A disciplina fortalece o ser, os sentidos sussurram no seu ouvido "só mais 10 minutinhos", "um pedacinho só não mata", "mas todo mundo faz, então eu também posso".

Quando eu escolhi escrever sobre este assunto, estava me baseando em um conhecimento limitado, de uma cultura ocidental, de uma situação social confortável e pelo meu interesse pela filosofia. E o que tem de livre na minha escolha? Acho que nem a fonte desse texto, já que ela era a opção gratuita. Se tivesse nascido na China, talvez estaria agora trabalhando na produção de capinhas para celular.

Enfim, acaso eu até acredite nessa tal liberdade, remotamente, mas estou certa de que só é possível acessá-la através da disciplina e de um olhar crítico, holístico e panorâmico sobre si, ou seja, só mesmo sendo um Buda.

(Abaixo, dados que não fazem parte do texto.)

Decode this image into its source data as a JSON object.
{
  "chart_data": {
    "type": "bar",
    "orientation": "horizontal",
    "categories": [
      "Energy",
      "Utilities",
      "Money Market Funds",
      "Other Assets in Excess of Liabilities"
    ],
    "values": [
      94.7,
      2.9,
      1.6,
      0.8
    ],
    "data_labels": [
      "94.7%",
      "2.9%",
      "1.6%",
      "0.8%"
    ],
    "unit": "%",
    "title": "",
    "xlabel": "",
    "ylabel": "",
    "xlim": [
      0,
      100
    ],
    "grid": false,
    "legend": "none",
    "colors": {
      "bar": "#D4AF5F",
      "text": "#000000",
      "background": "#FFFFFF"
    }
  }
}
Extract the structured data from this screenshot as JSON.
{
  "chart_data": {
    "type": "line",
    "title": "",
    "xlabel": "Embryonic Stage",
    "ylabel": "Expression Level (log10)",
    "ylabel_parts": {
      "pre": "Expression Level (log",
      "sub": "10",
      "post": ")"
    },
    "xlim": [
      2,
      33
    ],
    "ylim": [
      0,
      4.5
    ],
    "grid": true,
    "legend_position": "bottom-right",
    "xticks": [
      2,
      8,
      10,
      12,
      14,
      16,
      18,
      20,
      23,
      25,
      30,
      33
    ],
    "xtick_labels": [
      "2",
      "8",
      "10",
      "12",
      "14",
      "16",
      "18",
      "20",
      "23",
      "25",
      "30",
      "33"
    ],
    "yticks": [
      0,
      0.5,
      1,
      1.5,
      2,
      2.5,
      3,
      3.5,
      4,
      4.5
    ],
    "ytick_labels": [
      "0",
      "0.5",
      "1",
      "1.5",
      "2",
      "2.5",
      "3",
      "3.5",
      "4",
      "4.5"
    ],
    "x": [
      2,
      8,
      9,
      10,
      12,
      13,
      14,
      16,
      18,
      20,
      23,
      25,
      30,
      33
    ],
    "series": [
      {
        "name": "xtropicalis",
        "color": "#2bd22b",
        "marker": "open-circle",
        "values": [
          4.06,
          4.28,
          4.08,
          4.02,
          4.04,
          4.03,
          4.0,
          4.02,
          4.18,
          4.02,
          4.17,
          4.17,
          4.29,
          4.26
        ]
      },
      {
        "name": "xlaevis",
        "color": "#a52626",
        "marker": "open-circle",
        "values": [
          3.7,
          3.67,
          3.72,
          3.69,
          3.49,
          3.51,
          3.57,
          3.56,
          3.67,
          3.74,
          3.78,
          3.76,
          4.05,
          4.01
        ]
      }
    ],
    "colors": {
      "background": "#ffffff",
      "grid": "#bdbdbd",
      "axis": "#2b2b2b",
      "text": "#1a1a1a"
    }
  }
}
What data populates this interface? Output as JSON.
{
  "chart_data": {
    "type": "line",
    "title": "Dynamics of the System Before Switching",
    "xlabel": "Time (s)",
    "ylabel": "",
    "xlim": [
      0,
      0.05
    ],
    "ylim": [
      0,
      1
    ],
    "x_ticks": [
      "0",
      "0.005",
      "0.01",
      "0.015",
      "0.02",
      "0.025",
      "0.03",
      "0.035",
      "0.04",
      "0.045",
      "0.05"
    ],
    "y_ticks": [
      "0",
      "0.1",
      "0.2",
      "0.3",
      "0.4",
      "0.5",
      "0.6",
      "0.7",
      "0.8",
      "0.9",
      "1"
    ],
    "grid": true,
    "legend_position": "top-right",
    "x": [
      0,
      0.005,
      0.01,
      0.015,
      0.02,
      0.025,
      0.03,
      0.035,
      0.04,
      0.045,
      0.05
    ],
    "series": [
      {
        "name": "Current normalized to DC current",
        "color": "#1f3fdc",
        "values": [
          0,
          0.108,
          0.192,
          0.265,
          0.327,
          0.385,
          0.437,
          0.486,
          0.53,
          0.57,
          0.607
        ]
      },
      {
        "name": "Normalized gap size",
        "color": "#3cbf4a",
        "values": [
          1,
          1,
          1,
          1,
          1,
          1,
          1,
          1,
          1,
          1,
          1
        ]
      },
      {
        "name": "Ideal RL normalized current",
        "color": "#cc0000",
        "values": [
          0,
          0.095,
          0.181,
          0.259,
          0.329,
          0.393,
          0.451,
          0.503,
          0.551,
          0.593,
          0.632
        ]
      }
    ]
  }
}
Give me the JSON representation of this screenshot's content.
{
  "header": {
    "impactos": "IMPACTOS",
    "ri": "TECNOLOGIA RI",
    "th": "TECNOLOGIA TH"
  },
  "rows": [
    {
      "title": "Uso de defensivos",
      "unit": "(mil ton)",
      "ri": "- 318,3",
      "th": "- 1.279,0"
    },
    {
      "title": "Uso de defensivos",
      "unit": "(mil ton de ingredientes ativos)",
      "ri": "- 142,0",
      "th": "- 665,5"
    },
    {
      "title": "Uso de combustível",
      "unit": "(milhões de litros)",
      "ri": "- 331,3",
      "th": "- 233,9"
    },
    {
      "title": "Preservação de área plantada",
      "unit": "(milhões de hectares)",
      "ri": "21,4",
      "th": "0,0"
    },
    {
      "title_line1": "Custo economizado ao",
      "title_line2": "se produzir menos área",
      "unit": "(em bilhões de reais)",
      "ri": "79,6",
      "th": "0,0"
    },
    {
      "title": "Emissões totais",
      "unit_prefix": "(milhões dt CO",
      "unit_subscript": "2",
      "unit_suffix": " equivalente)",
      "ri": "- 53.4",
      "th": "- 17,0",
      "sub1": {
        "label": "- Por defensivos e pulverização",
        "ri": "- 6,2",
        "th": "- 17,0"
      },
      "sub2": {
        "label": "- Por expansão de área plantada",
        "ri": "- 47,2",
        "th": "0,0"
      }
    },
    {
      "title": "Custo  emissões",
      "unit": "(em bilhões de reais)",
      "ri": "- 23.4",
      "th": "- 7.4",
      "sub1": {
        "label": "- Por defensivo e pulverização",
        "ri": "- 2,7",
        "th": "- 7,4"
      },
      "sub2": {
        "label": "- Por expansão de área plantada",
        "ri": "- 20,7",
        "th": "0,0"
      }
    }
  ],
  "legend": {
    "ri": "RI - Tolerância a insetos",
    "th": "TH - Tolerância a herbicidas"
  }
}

E se livre arbítrio significa dar ao homem a liberdade de escolha entre o caminho do bem ou do mal, é preciso, antes de tudo, saber o que o bem e o mal representam. Caso contrário, esta seria uma armadilha para pegar desavisados, como é o caso de qualquer mortal na Terra.



*A literatura védica é constituída de escrituras sagradas, escritas há mais de 5 mil anos.